Het massief karton bezit een minimum pH van 6,5, gemeten met de koude extractie-methode (NEN 2151 of ISO 6588). De papierlaag van het massief karton aan de binnenzijde van de doos bezit een minimum pH van 7,5 en een maximum pH van 9,5, gemeten met de oppervlakte pH-methode (TAPPI T 529).

3.3 Alkalische reserve

De papierlaag van het massief karton aan de binnenzijde van de doos bevat een alkalische reserve die correspondeert met ten minste 0,4 mol zuur per kilogram droog papier. Indien calciumcarbonaat is gebruikt als alkalische reserve, dan voldoet het papier aan de eis indien het 20 g CaCO3 per kg droog papier bevat. Voor het bepalen van de alkalische reserve: zie ISO 10716 of ASTM D4988.

4 FYSISCHE EIGENSCHAPPEN VAN HET MASSIEF KARTON

4.1 Doorsteekweerstand

De doorsteekweerstand, gemeten volgens DIN 53142 aan de binnen- en de buitenzijde, evenwijdig aan en loodrecht op de machinerichting, moet minimaal 5 J bedragen.

4.2 Oppervlakte-gladheid

(Ter bepaling van de bevestigingsmogelijkheid van zelfklevende etiketten en/of plakband) Het oppervlak van het karton moet zelfklevend plakband gedurende 10 minuten kunnen vasthouden (bij 6 van de 10 bepalingen), indien het onderzocht wordt volgens ASTM D2860, volgens de procedure B, die als volgt is aangepast:

  • gebruik 3M # 810 3/4“ breed, zelfklevend plakband
  • bevestig het plakband door er twee keer over te rollen met een 10 kg ± 0,5 kg zware en 200 mm brede rol met een diameter van 90 mm ± 10 mm (De rol van de Cobb-test: ISO 535)
  • hang een gewicht van 50 g aan het plakband.

4.4 Kleurechtheid tegen water

Indien de doos gekleurd is, moet de kleur die het karton afgeeft aan wit papier waarmee het, na onderdompeling in gedestilleerd water van 23°C, gedurende 4 uur is samengeklemd, minimaal de waarde 3 bereiken van de standaard grijsschaal voor uitbloeden. Voor de bepaling van de kleurechtheid van papier en karton tegen water: zie Standaard Onderzoek Procedure ICN-SOP 10.
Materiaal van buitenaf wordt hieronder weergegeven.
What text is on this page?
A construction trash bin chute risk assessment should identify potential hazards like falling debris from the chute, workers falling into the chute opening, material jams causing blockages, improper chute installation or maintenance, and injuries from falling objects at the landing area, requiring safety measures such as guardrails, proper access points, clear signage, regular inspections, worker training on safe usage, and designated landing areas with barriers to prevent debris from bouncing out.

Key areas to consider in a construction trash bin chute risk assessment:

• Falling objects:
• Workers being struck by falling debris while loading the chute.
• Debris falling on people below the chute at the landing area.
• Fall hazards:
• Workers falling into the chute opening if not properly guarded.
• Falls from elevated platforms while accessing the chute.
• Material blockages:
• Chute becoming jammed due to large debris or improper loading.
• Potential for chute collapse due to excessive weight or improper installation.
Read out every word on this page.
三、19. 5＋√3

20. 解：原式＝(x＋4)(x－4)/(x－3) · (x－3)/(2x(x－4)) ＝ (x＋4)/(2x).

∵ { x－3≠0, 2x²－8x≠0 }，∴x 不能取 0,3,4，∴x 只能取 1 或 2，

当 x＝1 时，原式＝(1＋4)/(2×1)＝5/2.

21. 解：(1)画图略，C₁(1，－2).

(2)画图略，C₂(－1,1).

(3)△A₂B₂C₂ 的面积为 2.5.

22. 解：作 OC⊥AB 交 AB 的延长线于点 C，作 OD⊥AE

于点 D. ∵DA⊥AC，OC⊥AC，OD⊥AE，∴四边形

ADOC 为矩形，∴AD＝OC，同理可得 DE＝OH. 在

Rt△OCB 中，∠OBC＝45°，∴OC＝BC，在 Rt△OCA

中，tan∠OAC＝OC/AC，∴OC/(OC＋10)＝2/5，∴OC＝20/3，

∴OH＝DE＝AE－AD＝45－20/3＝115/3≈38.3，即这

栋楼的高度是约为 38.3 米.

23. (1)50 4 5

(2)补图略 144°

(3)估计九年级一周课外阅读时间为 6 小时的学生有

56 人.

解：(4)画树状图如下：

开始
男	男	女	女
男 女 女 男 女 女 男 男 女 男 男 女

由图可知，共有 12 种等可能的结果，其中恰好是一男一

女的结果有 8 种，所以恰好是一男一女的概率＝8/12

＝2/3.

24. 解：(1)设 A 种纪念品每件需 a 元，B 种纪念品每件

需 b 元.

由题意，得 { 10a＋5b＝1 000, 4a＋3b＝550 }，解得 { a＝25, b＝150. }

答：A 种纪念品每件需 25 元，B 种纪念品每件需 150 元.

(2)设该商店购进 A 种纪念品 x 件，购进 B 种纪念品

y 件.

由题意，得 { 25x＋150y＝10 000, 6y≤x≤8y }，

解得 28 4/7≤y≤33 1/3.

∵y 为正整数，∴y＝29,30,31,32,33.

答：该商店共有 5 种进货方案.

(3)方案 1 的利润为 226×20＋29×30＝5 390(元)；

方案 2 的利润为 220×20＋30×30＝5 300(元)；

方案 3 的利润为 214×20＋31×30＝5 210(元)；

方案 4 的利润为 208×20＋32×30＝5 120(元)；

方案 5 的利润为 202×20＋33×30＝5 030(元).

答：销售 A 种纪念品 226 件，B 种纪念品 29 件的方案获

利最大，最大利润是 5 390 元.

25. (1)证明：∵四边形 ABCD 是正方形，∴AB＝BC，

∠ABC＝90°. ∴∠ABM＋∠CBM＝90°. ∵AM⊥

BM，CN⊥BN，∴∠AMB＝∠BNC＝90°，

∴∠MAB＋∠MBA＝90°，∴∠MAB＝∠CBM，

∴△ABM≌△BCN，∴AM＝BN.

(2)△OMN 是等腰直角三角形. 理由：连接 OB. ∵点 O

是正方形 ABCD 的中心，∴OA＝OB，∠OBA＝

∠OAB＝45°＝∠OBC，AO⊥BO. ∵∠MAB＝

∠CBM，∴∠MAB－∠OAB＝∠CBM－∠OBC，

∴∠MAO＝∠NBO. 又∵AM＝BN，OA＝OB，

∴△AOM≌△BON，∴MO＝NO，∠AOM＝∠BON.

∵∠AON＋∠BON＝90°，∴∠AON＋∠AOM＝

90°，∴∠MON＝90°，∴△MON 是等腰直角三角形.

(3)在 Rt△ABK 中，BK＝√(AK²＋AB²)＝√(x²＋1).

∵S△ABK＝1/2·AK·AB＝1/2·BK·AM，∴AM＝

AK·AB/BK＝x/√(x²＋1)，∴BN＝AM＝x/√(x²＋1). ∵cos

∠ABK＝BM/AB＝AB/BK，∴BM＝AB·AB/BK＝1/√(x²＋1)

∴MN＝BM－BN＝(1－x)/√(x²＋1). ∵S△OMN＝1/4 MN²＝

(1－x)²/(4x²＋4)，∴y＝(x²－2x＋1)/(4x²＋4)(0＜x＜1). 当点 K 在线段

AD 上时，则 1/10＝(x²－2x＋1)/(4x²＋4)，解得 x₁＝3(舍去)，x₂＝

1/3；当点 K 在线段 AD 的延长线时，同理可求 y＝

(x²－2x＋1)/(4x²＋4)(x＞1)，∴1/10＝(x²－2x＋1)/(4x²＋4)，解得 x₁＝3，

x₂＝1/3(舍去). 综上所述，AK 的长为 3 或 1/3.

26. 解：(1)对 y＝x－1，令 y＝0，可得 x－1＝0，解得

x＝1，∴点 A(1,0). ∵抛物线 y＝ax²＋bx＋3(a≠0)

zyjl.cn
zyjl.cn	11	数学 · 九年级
5 EIGENSCHAPPEN VAN DE DOOS

5.1 Type

Het karton heeft bij voorkeur een massa per oppervlak van minstens 800 g/m².

5.2 Constructie

De doos is gemaakt van massief karton. De doos wordt vlak aangeleverd en moet bij voorkeur zonder nadere bevestigingen tot een doos gevouwen kunnen worden. Indien de doos na het vouwen voorzien wordt van metalen hechtingen dienen deze zodanig te worden aangebracht dat er geen schade aan de archiefstukken wordt toegebracht. Metalen hechtingen dienen corrosiebestendig te zijn. De doos kan zowel uit één als uit twee delen bestaan. De ingerilde vouwen moeten recht zijn. Na het in elkaar vouwen van de doos moeten de hoeken recht zijn en mogen er geen scheve openingen ontstaan. De doos moet goed rechtop kunnen staan en de sluiting moet goed dicht blijven nadat de doos gesloten is.

5.3 Afmetingen

De afmeting van de doos wordt bepaald door de opdrachtgever. De maten worden aangegeven als binnenmaten en mogen bij aflevering niet meer afwijken dan ± 1 mm.

5.4 Druksterkte van de doos

De druksterkte (volgens (NEN)ISO 2872) van een platliggende doos bedraagt mini-maal 3000 N met een maximale indrukking van 7,0 mm. De druksterkte van een staande doos bedraagt minimaal 2000 N met een maximale indrukking van 6,0 mm.

5.5 Valweerstand

De valweerstand wordt bepaald volgens (NEN)ISO 2248 met een vulgewicht van 0,5 kg per cm breedte. Er mogen na de valproef geen ernstige mankementen aan de doos zijn ontstaan en de functie van de doos moet bewaard blijven.

5.6 Vormvastheid na onderdompeling

Na onderdompeling in gedestilleerd water van 23°C gedurende 24 uur moet de doos zijn vorm behouden.